Overall, he wrote over 800 articles for Der Stormer.

The Friends of Simon Wiesenthal Center (FSWC) welcomed the verdict as “appropriate.”

“Following a long trial that included some troubling statements from the defense that minimized and distorted the Holocaust, the court has given the appropriate verdict for this case,” said Michael Levitt, FSWC president and CEO. “Gabriel Sohier-Chaput clearly intended to incite hate and violence against Jewish people when he wrote his article and must finally face the consequences for his hateful actions.”

The defense had argued that the article in question was intended to be humorous and satirical.

However, the judge agreed with the prosecution’s argument that the phrase “non-stop Nazism everywhere” constituted incitement to violence against Jewish people, since Nazism led to the Holocaust.

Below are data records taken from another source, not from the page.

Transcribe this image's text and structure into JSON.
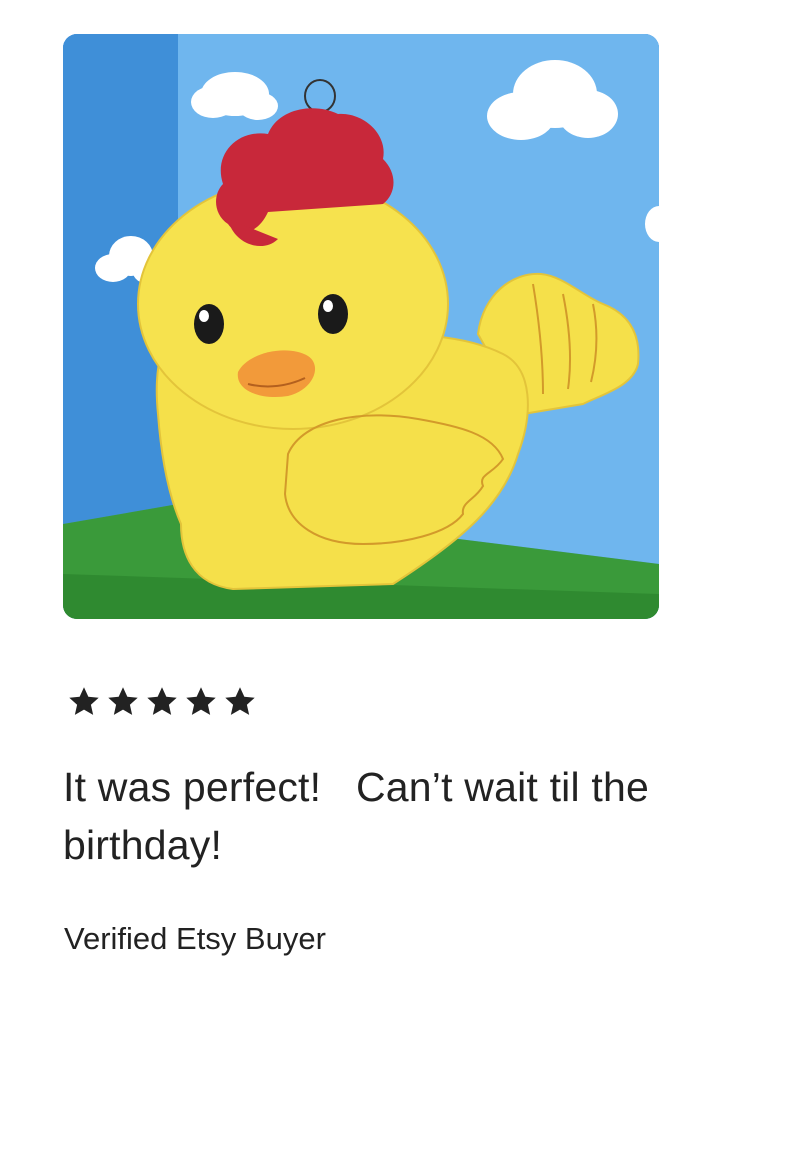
{
  "review": {
    "photo_subject": "yellow-chick-pinata",
    "rating": 5,
    "rating_max": 5,
    "star_icon": "star-icon",
    "text": "It was perfect!   Can’t wait til the birthday!",
    "reviewer": "Verified Etsy Buyer"
  },
  "colors": {
    "text": "#222222",
    "star": "#222222",
    "sky": "#5aa6e6",
    "grass": "#3a9a3a",
    "chick_body": "#f5e04a",
    "comb": "#c8283a",
    "beak": "#f29a3a"
  }
}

“There is nothing ironic in the fact that millions of Jewish people and others were exterminated during the Holocaust orchestrated by the Nazis…. It is one of the saddest events in the history of humanity,” Judge Manlio Del Negro Del Negro wrote in his ruling.

He called Sohier-Chaput “extremely dangerous to the public” and ordered he be handcuffed immediately.

“His behavior goes against the values of our society,” said Del Negro, adding: “It’s appalling that he can go anywhere in the world and hide behind anonymity with a keyboard.”

On Jan. 27, the world will mark International Holocaust Remembrance Day, held each year on the anniversary of the liberation of the Nazi death camp Auschwitz-Birkenau.